Am 25. Januar 1950 beantragte der nunmehr in Berlin-Steglitz wohnende Kläger die Wiedergewährung der mit dem staatlichen Zusammenbruch 1945 weggefallenen Unfallrente bei der Versicherungsanstalt Berlin (VAB.). Diese erkannte mit Bescheid vom 22. April 1950 aus Anlaß des erwähnten Unfalls einen Anspruch des Klägers auf die satzungsgemäße Verletztenrente an und gewährte sie ihm anstelle der früheren Unfallrente in gleicher Höhe. Dieser Bescheid wurde rechtskräftig. Auf Grund des Gesetzes über Zulagen und Mindestleistungen in der gesetzlichen Unfallversicherung und zur Überleitung des Unfallversicherungsrechtes im Lande Berlin (UZG) vom 29. April 1952 (BGBl. I S. 253) ging die Rentenzahlung auf die EUV. Berlin als Ausführungsbehörde für gesetzliche Unfallversicherung über. Schließlich gelangte die Sache auf Grund des Fremdrenten- und Auslandsrentengesetzes (FremdRG) vom 7. August 1953 (BGBl. I S. 848) zuständigkeitshalber an die Beklagte.

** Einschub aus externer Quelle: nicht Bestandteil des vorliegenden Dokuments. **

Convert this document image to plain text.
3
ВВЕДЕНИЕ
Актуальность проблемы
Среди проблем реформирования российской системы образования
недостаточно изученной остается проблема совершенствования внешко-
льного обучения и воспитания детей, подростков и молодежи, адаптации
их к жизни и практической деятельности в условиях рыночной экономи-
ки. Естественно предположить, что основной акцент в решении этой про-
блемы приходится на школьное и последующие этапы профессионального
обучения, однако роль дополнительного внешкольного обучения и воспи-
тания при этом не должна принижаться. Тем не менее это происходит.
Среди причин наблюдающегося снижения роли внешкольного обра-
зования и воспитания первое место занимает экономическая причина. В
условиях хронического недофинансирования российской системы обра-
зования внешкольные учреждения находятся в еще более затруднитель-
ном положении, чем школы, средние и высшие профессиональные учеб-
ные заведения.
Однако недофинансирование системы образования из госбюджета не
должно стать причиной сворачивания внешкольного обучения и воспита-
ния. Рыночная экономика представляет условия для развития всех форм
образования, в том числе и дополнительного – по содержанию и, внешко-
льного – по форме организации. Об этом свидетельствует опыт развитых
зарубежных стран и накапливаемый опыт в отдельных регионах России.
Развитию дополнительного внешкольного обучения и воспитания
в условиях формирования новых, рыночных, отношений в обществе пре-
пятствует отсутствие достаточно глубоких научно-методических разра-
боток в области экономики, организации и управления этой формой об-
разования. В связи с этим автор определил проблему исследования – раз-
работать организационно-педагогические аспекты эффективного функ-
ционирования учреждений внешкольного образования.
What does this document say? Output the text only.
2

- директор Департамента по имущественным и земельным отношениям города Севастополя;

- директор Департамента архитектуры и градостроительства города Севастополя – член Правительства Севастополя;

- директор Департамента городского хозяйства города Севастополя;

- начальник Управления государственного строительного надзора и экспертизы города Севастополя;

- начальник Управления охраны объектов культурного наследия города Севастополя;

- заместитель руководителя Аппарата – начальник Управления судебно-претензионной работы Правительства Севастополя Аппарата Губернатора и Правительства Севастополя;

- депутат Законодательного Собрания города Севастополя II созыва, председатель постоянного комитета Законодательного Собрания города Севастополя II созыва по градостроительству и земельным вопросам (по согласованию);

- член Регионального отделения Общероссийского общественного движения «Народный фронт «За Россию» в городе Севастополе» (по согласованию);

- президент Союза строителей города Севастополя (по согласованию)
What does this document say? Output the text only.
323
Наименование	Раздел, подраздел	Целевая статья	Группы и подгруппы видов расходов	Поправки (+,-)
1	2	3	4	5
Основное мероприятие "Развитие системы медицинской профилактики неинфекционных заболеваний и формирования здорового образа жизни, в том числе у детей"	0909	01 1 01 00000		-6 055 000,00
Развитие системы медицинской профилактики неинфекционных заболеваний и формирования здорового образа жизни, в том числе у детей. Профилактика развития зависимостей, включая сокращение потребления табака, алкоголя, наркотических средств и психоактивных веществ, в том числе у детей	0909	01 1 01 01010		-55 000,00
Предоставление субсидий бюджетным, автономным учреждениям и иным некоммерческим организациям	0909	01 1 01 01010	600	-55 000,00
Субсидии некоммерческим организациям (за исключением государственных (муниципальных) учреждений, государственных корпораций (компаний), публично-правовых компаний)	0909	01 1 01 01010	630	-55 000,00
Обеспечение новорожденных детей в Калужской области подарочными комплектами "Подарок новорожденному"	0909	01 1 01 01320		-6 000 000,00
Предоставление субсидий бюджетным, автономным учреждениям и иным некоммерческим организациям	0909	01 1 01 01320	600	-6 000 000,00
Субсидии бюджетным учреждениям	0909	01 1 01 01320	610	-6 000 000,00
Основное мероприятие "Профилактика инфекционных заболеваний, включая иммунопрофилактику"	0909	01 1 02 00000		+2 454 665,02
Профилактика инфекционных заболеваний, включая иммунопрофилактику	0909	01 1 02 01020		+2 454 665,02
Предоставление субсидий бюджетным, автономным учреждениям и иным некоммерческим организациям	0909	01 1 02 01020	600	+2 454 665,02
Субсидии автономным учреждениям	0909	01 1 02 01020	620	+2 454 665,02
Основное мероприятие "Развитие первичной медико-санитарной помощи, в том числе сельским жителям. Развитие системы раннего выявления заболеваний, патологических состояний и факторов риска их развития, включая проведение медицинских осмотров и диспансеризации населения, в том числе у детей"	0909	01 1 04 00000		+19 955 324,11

Diese hat nach §§ 1, 2 FremdRG in Verbindung mit §§ 1583, 1569 a der Reichsversicherungsordnung (RVO) den Entschädigungsanspruch des Klägers durch Bescheid vom 17. Juli 1954 mit der Begründung abgelehnt, daß ein Arbeitsunfall im Sinne des Dritten Buches der RVO nicht vorliege, und dazu ausgeführt: Der Kläger habe den Unfall im Jahre 1936 bei dem "Betriebe des HJ.-Gebietes 2 Kurmark" als Scharführer und Sportwart, also bei einer zur Unfallzeit nicht dem Schutz der reichsgesetzlichen Unfallversicherung unterliegenden Tätigkeit, erlitten. Die BG. für reichsgesetzliche Unfallversicherung habe die Rente auf Grund einer Sonderregelung mit der NSDAP vorgeleistet. Daran sei die Beklagte nicht gebunden. Nach § 5 FremdRG sei ein Anspruch für einen derartigen Unfall ausdrücklich ausgeschlossen.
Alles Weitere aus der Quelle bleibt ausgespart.